Command Interface

The command interface for HELICS was introduced in HELICS 3. It is an asynchronous communication mechanism to send commands or other information to other components. Cores and Brokers will respond to a small subset of commands known by HELICS, but federates have a command interface to allow retrieval of commands for interpretation by a federate.

The general function appears like

void sendCommand(const std::string& target, const std::string& commandStr,
                             HelicsSequencingModes mode)

the same function is available for federates, cores, and brokers. Sequencing Mode determines the priority of the command and can be either

  • HELICS_SEQUENCING_MODE_FAST : send on priority channel

  • HELICS_SEQUENCING_MODE_ORDERED : send on normal channels ordered with other communication

  • HELICS_SEQUENCING_MODE_DEFAULT : use HELICS determined default mode

helicsFederateSendCommand(HelicsFederate fed, const char* target, const char* command, HelicsError* err)

All commands in C are sent with the default ordering for now. The use case for ordered commands is primarily testing for the time being so the interface has not been added to the C API as of yet.

Targets

A target is specified, and can be one of the following. A federate named one of the key words is valid for the federation, but cannot be queried using the name.

target

Description

broker

The first broker encountered in the hierarchy from the caller

root, federation

The root broker of the federation

core

The core of a federate, this is not a valid target if called from a broker

<object name>

any named object in the federation can also be queried, brokers, cores, and federates

Command String

The commandStr is a generic string, so can be anything that can be contained in a string object. It is expected that most command strings will have a json format, though a few simple ones are just plain strings.

HELICS supported commands

The following queries are defined directly in HELICS. Federates may specify a callback function which allows arbitrary user-defined queries. The queries defined here are available inside of HELICS.

Command String

Description

terminate

[all objects] disconnect the object from the federation

echo

[all objects] send a command with a commandStr`=`echo_reply back to the sender

log <string>

[all objects] generate a log message in a particular object

logbuffer <size>

[all objects] set the log buffer to a particular size or stop

monitor <args...>

[brokers] set up a federate as the time monitor <args…> = <federate names> <logperiod>

set barrier <args...>

[brokers,federates] set a time barrier <args…> = <time> <barrier_id*>

clear barrier <id*>

[brokers,federates] clear a time barrier <barrier_id*>

remotelog <level>

[all objects] instruct the object to send log messages to a remote location in addition to local

logging. The <level> is a [log level string](../fundamental_topics/logging.md) or stop

command_status

[federates] when received will send a string back to the source of the command looking like "X unprocessed commands" where X is the number of unprocessed commands

* argument is optional

Future

How this will get used is somewhat up in the air yet. It is expected that future commands to the objects will help support debugging and other diagnostics but beyond that it is expected to evolve considerably.

Usage Notes

Commands that must traverse the network travel along priority paths unless specified with the HELICS_SEQUENCING_MODE_ORDERED option in the C++ API.

Application API

There are two basic calls in the application API as part of a federate object. To retrieve a command addressed to a federate there are two commands

std::pair<std::string,std::string>     getCommand();
std::pair<std::string,std::string>     waitCommand();

The first will return immediately but the strings will be empty if there is no command available. The second is a blocking call and will only return if a command is available.
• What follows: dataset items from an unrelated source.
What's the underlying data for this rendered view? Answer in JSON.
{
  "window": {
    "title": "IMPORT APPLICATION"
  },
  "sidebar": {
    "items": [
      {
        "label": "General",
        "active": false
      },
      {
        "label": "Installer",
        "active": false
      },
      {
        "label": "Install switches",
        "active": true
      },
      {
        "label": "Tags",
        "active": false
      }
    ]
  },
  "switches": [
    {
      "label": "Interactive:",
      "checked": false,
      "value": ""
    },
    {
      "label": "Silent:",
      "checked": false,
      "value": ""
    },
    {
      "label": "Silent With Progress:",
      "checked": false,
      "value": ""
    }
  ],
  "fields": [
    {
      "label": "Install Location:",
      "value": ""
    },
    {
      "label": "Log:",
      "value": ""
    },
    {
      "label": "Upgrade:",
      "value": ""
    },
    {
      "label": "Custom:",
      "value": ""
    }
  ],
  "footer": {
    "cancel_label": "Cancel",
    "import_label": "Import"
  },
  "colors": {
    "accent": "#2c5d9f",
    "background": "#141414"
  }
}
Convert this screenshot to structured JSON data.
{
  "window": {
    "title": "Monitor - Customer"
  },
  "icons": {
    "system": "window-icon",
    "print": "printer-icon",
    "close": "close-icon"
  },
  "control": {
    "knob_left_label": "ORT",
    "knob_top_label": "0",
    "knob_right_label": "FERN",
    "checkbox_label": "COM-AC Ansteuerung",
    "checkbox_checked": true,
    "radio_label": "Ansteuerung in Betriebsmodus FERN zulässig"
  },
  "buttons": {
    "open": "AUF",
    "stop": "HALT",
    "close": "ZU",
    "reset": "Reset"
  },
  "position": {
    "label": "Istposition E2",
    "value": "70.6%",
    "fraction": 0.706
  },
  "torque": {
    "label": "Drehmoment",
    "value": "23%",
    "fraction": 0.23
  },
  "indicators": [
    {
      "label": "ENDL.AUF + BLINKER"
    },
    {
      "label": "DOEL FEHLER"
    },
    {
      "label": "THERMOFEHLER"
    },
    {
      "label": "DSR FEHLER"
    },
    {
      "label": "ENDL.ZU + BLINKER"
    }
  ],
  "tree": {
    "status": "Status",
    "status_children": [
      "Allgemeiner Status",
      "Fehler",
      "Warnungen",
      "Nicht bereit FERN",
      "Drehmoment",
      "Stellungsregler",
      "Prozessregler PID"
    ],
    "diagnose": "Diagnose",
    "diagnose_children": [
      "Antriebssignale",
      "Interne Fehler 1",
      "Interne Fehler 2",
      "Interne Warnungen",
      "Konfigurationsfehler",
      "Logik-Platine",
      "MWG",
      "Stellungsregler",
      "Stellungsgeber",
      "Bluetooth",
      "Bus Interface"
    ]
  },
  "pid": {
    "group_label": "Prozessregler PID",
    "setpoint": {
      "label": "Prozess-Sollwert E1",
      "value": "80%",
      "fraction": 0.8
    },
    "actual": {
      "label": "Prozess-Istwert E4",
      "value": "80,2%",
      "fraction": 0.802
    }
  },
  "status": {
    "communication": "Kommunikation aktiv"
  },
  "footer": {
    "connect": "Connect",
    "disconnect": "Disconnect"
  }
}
Equivalent calls in the C API are

const char *helicsFederateGetCommand(HelicsFederate fed, HelicsError *err);
const char *helicsFederateWaitCommand(HelicsFederate fed, HelicsError *err);

The only error paths are if the federate is not valid or not in a state to receive commands. The python calls are similar to other python calls.

Only one command is returned per use of the helicsFederateGetCommand() or helicsFederateWaitCommand() API calls. It is possible multiple commands have been queued and to retrieve all of them, the API must be called multiple times. An API call when the command queue is empty will return a null string.